Au cours d’une réunion virtuelle rassemblant staffs présidentiels, ministres des finances ainsi que des représentants du secteur privé, les économistes de l’ONU ont présenté aux principaux décideurs africains leurs premières estimations sur l’impact économique du virus Covid-19.
Ce sont 80 connexions sécurisées émanant de tous les lieux de pouvoir économique du continent – présidences, ministères des finances, banques centrales et conseils d’administration de multinationales – qui sont venues, le 19 mars, se brancher sur les serveurs de la Commission économique pour l’Afrique des Nations unies (CEA) afin d’écouter un premier état des lieux économique de la crise du coronavirus (Covid-19) sous la double coordination du ministre des finances sud-africain, Tito Mboweni, et de son homologue ghanéen, Ken Ofori-Atta. Comme toutes les réunions de l’ONU, ce sommet virtuel s’est conclu par une série de recommandations publiques, mais il a débuté par une analyse de la crise dont les conclusions, elles, n’ont pas été diffusées hors de l’organisation.
Dans un briefing partagé avec les ministres et hauts fonctionnaires africains, les économistes de la CEA ont en effet déterminé que la propagation du Covid-19 amputerait près de la moitié de la croissance prévue cette année en Afrique.

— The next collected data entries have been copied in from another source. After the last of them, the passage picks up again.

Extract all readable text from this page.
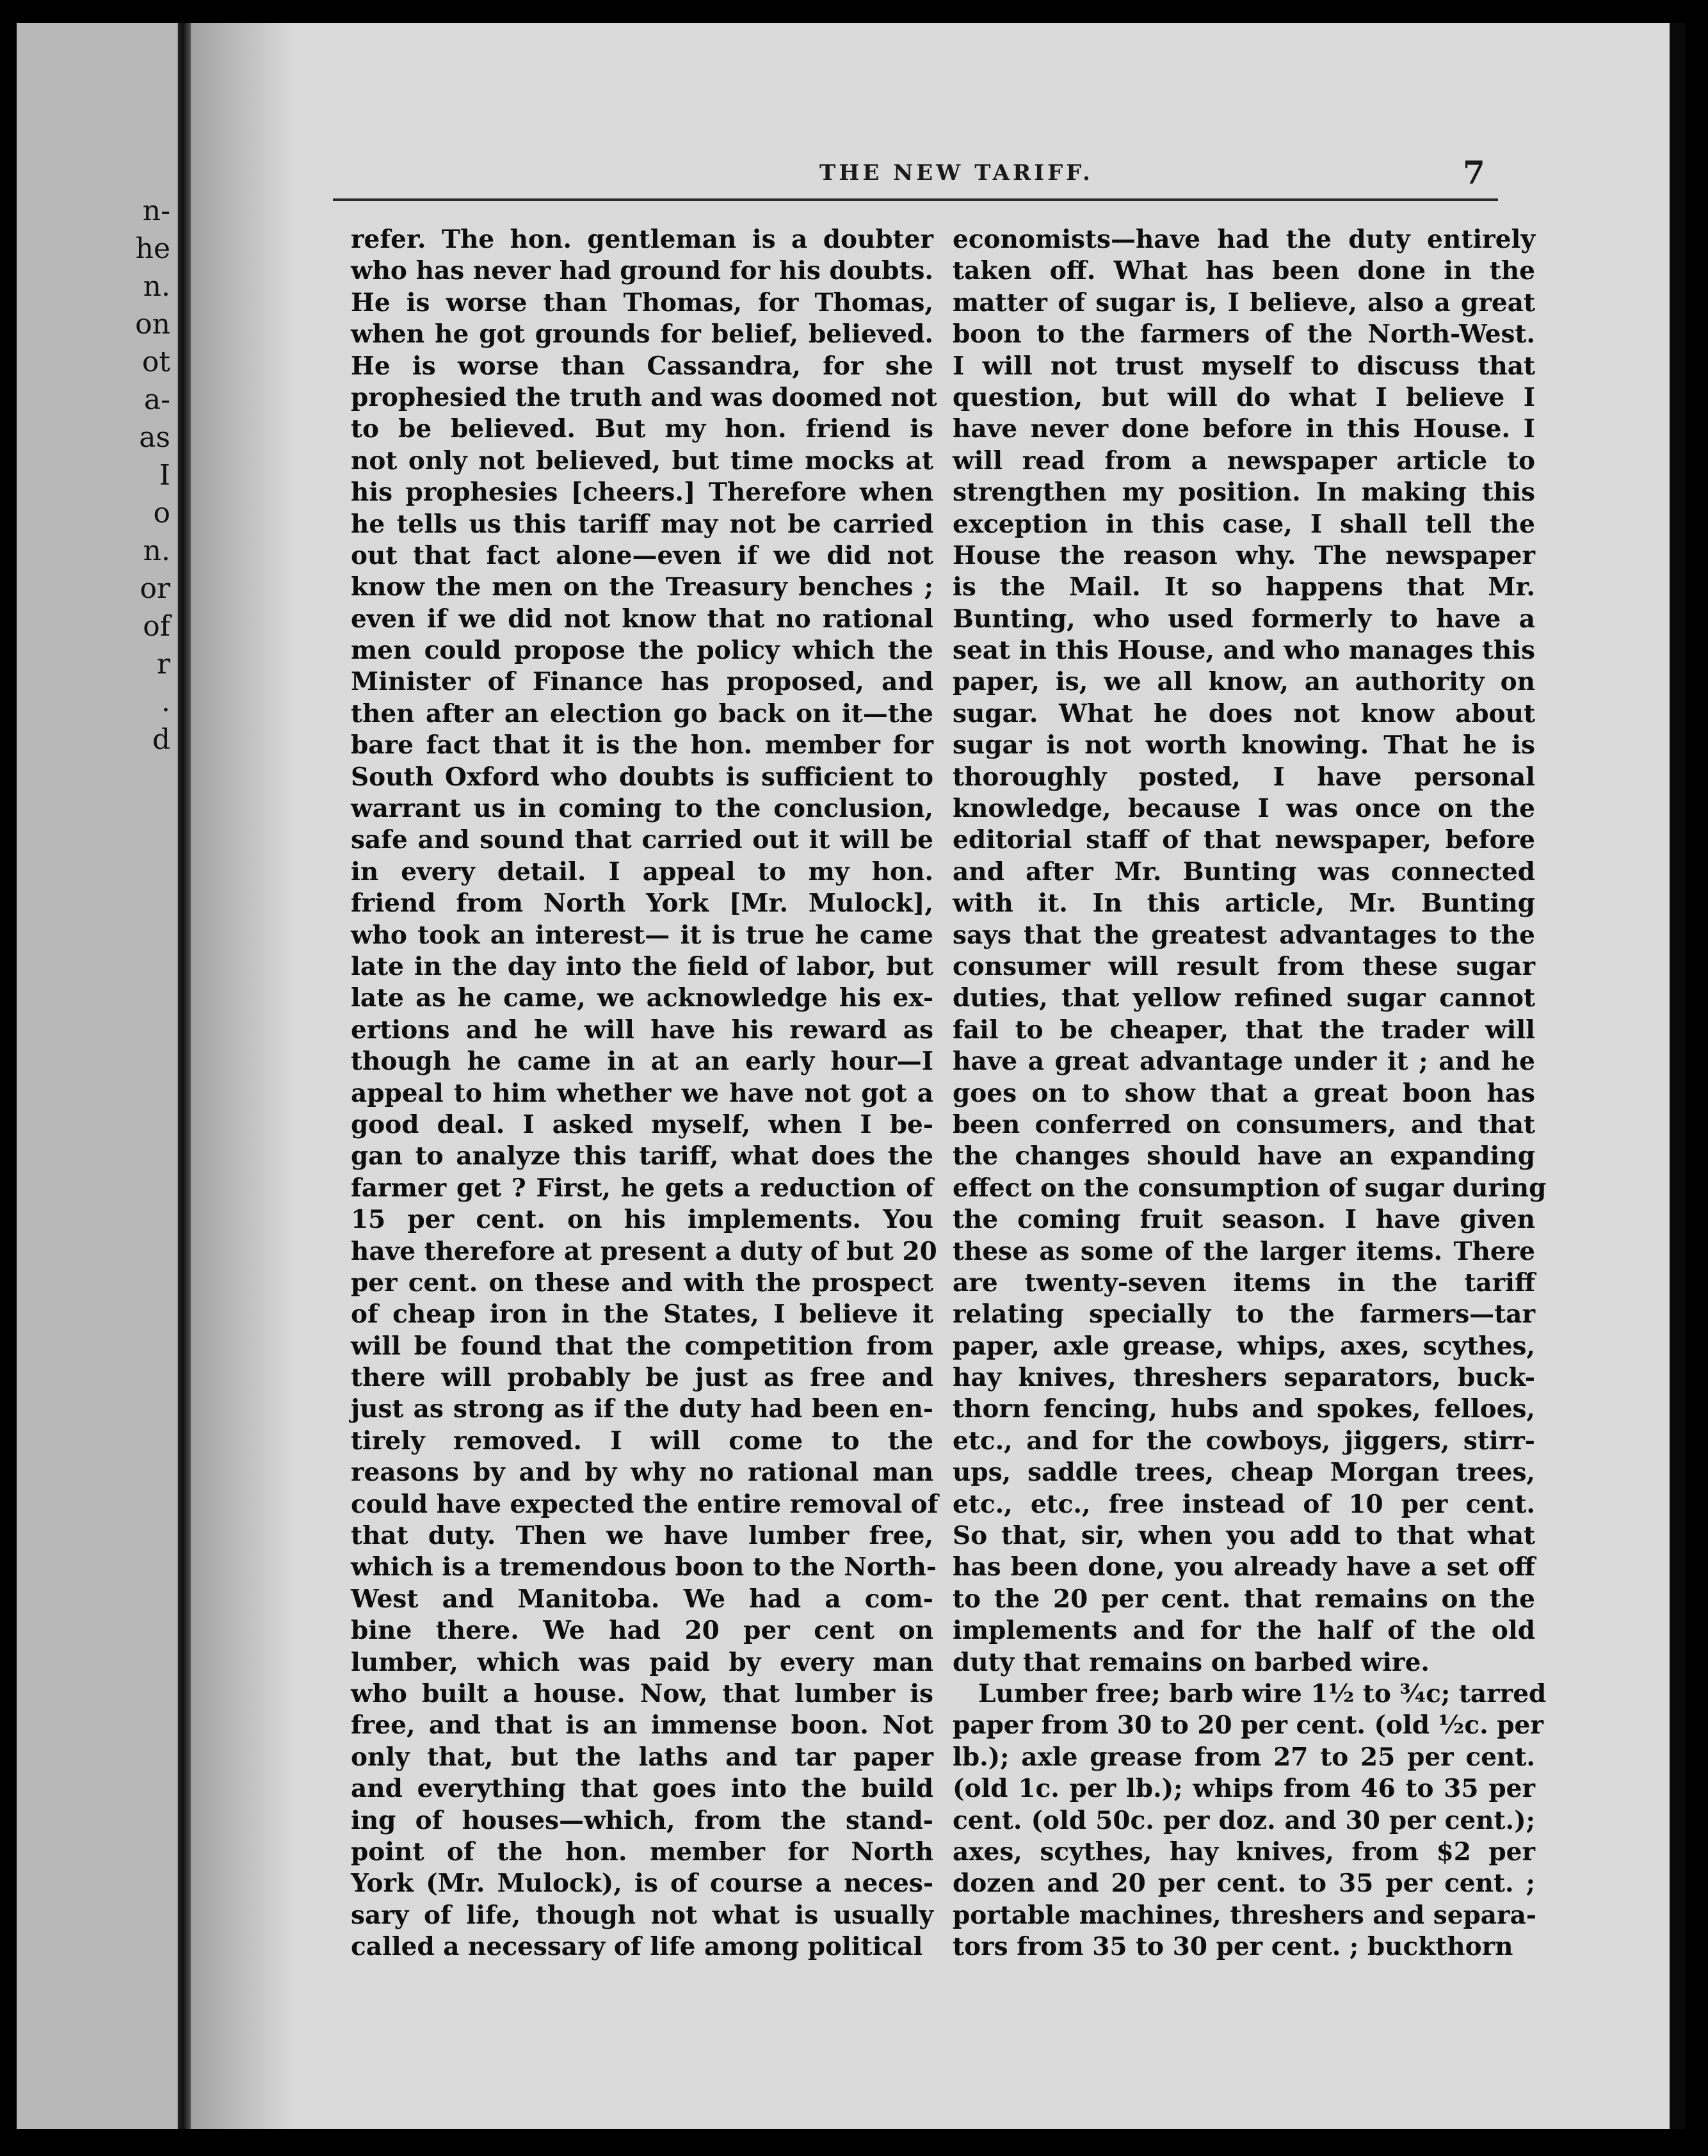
n-
he
n.
on
ot
a-
as
I
o
n.
or
of
r
.
d
THE NEW TARIFF.	7
refer. The hon. gentleman is a doubter
who has never had ground for his doubts.
He is worse than Thomas, for Thomas,
when he got grounds for belief, believed.
He is worse than Cassandra, for she
prophesied the truth and was doomed not
to be believed. But my hon. friend is
not only not believed, but time mocks at
his prophesies [cheers.] Therefore when
he tells us this tariff may not be carried
out that fact alone—even if we did not
know the men on the Treasury benches ;
even if we did not know that no rational
men could propose the policy which the
Minister of Finance has proposed, and
then after an election go back on it—the
bare fact that it is the hon. member for
South Oxford who doubts is sufficient to
warrant us in coming to the conclusion,
safe and sound that carried out it will be
in every detail. I appeal to my hon.
friend from North York [Mr. Mulock],
who took an interest— it is true he came
late in the day into the field of labor, but
late as he came, we acknowledge his ex-
ertions and he will have his reward as
though he came in at an early hour—I
appeal to him whether we have not got a
good deal. I asked myself, when I be-
gan to analyze this tariff, what does the
farmer get ? First, he gets a reduction of
15 per cent. on his implements. You
have therefore at present a duty of but 20
per cent. on these and with the prospect
of cheap iron in the States, I believe it
will be found that the competition from
there will probably be just as free and
just as strong as if the duty had been en-
tirely removed. I will come to the
reasons by and by why no rational man
could have expected the entire removal of
that duty. Then we have lumber free,
which is a tremendous boon to the North-
West and Manitoba. We had a com-
bine there. We had 20 per cent on
lumber, which was paid by every man
who built a house. Now, that lumber is
free, and that is an immense boon. Not
only that, but the laths and tar paper
and everything that goes into the build
ing of houses—which, from the stand-
point of the hon. member for North
York (Mr. Mulock), is of course a neces-
sary of life, though not what is usually
called a necessary of life among political
economists—have had the duty entirely
taken off. What has been done in the
matter of sugar is, I believe, also a great
boon to the farmers of the North-West.
I will not trust myself to discuss that
question, but will do what I believe I
have never done before in this House. I
will read from a newspaper article to
strengthen my position. In making this
exception in this case, I shall tell the
House the reason why. The newspaper
is the Mail. It so happens that Mr.
Bunting, who used formerly to have a
seat in this House, and who manages this
paper, is, we all know, an authority on
sugar. What he does not know about
sugar is not worth knowing. That he is
thoroughly posted, I have personal
knowledge, because I was once on the
editorial staff of that newspaper, before
and after Mr. Bunting was connected
with it. In this article, Mr. Bunting
says that the greatest advantages to the
consumer will result from these sugar
duties, that yellow refined sugar cannot
fail to be cheaper, that the trader will
have a great advantage under it ; and he
goes on to show that a great boon has
been conferred on consumers, and that
the changes should have an expanding
effect on the consumption of sugar during
the coming fruit season. I have given
these as some of the larger items. There
are twenty-seven items in the tariff
relating specially to the farmers—tar
paper, axle grease, whips, axes, scythes,
hay knives, threshers separators, buck-
thorn fencing, hubs and spokes, felloes,
etc., and for the cowboys, jiggers, stirr-
ups, saddle trees, cheap Morgan trees,
etc., etc., free instead of 10 per cent.
So that, sir, when you add to that what
has been done, you already have a set off
to the 20 per cent. that remains on the
implements and for the half of the old
duty that remains on barbed wire.
Lumber free; barb wire 1½ to ¾c; tarred
paper from 30 to 20 per cent. (old ½c. per
lb.); axle grease from 27 to 25 per cent.
(old 1c. per lb.); whips from 46 to 35 per
cent. (old 50c. per doz. and 30 per cent.);
axes, scythes, hay knives, from $2 per
dozen and 20 per cent. to 35 per cent. ;
portable machines, threshers and separa-
tors from 35 to 30 per cent. ; buckthorn
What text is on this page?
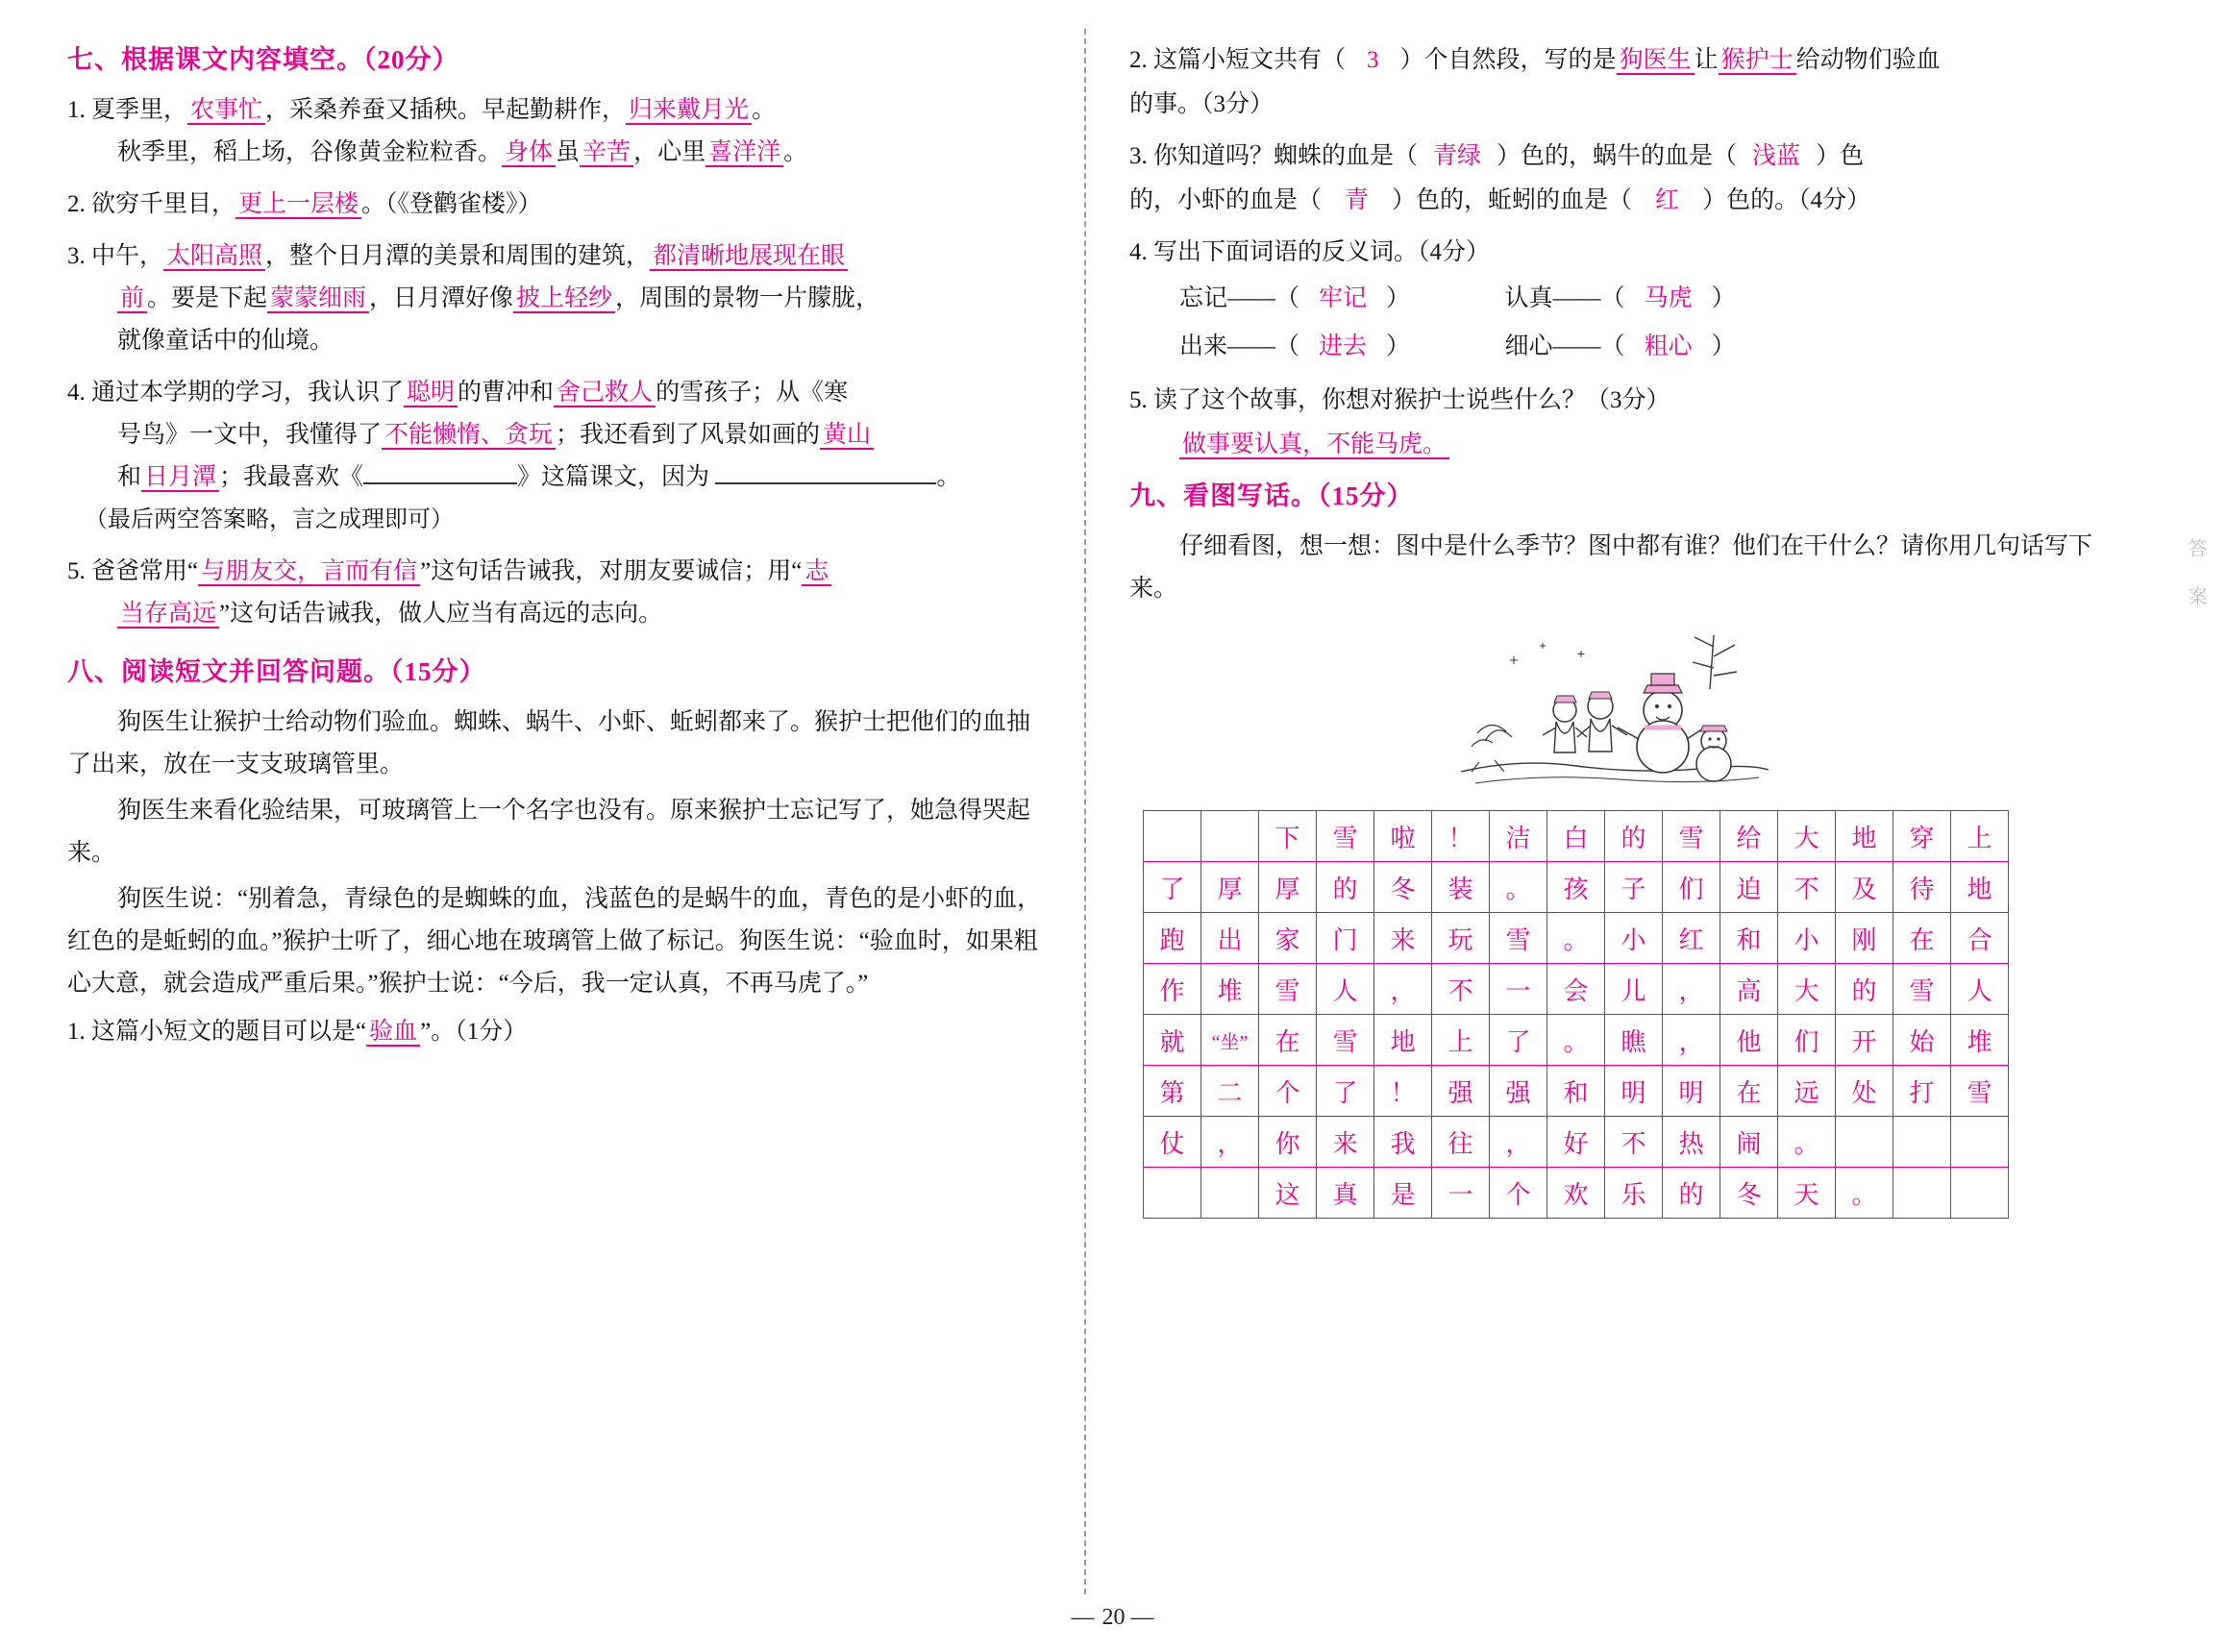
答案
七、根据课文内容填空。（20分）
1. 夏季里， 农事忙 ，采桑养蚕又插秧。早起勤耕作， 归来戴月光 。
秋季里，稻上场，谷像黄金粒粒香。 身体 虽 辛苦 ，心里 喜洋洋 。
2. 欲穷千里目， 更上一层楼 。（《登鹳雀楼》）
3. 中午， 太阳高照 ，整个日月潭的美景和周围的建筑， 都清晰地展现在眼
前 。要是下起 蒙蒙细雨 ，日月潭好像 披上轻纱 ，周围的景物一片朦胧，
就像童话中的仙境。
4. 通过本学期的学习，我认识了 聪明 的曹冲和 舍己救人 的雪孩子；从《寒
号鸟》一文中，我懂得了 不能懒惰、贪玩 ；我还看到了风景如画的 黄山
和 日月潭 ；我最喜欢《	》这篇课文，因为	。
（最后两空答案略，言之成理即可）
5. 爸爸常用“ 与朋友交，言而有信 ”这句话告诫我，对朋友要诚信；用“ 志
当存高远 ”这句话告诫我，做人应当有高远的志向。
八、阅读短文并回答问题。（15分）
狗医生让猴护士给动物们验血。蜘蛛、蜗牛、小虾、蚯蚓都来了。猴护士把他们的血抽了出来，放在一支支玻璃管里。
狗医生来看化验结果，可玻璃管上一个名字也没有。原来猴护士忘记写了，她急得哭起来。
狗医生说：“别着急，青绿色的是蜘蛛的血，浅蓝色的是蜗牛的血，青色的是小虾的血，红色的是蚯蚓的血。”猴护士听了，细心地在玻璃管上做了标记。狗医生说：“验血时，如果粗心大意，就会造成严重后果。”猴护士说：“今后，我一定认真，不再马虎了。”
1. 这篇小短文的题目可以是“ 验血 ”。（1分）
2. 这篇小短文共有（ 3 ）个自然段，写的是 狗医生 让 猴护士 给动物们验血
的事。（3分）
3. 你知道吗？蜘蛛的血是（ 青绿 ）色的，蜗牛的血是（ 浅蓝 ）色
的，小虾的血是（ 青 ）色的，蚯蚓的血是（ 红 ）色的。（4分）
4. 写出下面词语的反义词。（4分）
忘记——（ 牢记 ）	认真——（ 马虎 ）
出来——（ 进去 ）	细心——（ 粗心 ）
5. 读了这个故事，你想对猴护士说些什么？（3分）
做事要认真，不能马虎。
九、看图写话。（15分）
仔细看图，想一想：图中是什么季节？图中都有谁？他们在干什么？请你用几句话写下来。
		下	雪	啦	！	洁	白	的	雪	给	大	地	穿	上
了	厚	厚	的	冬	装	。	孩	子	们	迫	不	及	待	地
跑	出	家	门	来	玩	雪	。	小	红	和	小	刚	在	合
作	堆	雪	人	，	不	一	会	儿	，	高	大	的	雪	人
就	“坐”	在	雪	地	上	了	。	瞧	，	他	们	开	始	堆
第	二	个	了	！	强	强	和	明	明	在	远	处	打	雪
仗	，	你	来	我	往	，	好	不	热	闹	。			
		这	真	是	一	个	欢	乐	的	冬	天	。		
— 20 —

Celle-ci, projetée à 3,2 % avant la crise du coronavirus, n’était plus estimée qu’à 1,8 %, les 1,4 % en moins représentant un trou de 29 milliards $. Cet impact est la conséquence du croisement de deux courbes : la baisse vertigineuse des cours du pétrole, qui va amputer les revenus des pays pétroliers africains de 65 milliards $, et la hausse tout aussi exponentielle des importations de matériel sanitaire et de médicament, dont le coût supplémentaire est estimé à 10,6 milliards $.
Sans surprise, c’est pour le Nigeria (-42,7 milliards $), l’Algérie (-33,9 milliards $) et l’Angola (-33,3 milliards $) que les manques à gagner vont être les plus spectaculaires. A volume constant, les revenus des exportations de pétrole africain pourraient chuter de 166 milliards $ sur la période 2016-2018 à 101 milliards $. Le Nigeria, premier exportateur du continent, passerait de 33 milliards $ de brut exporté à 19 milliards $ en 2020 et à 14 milliards $ en 2021.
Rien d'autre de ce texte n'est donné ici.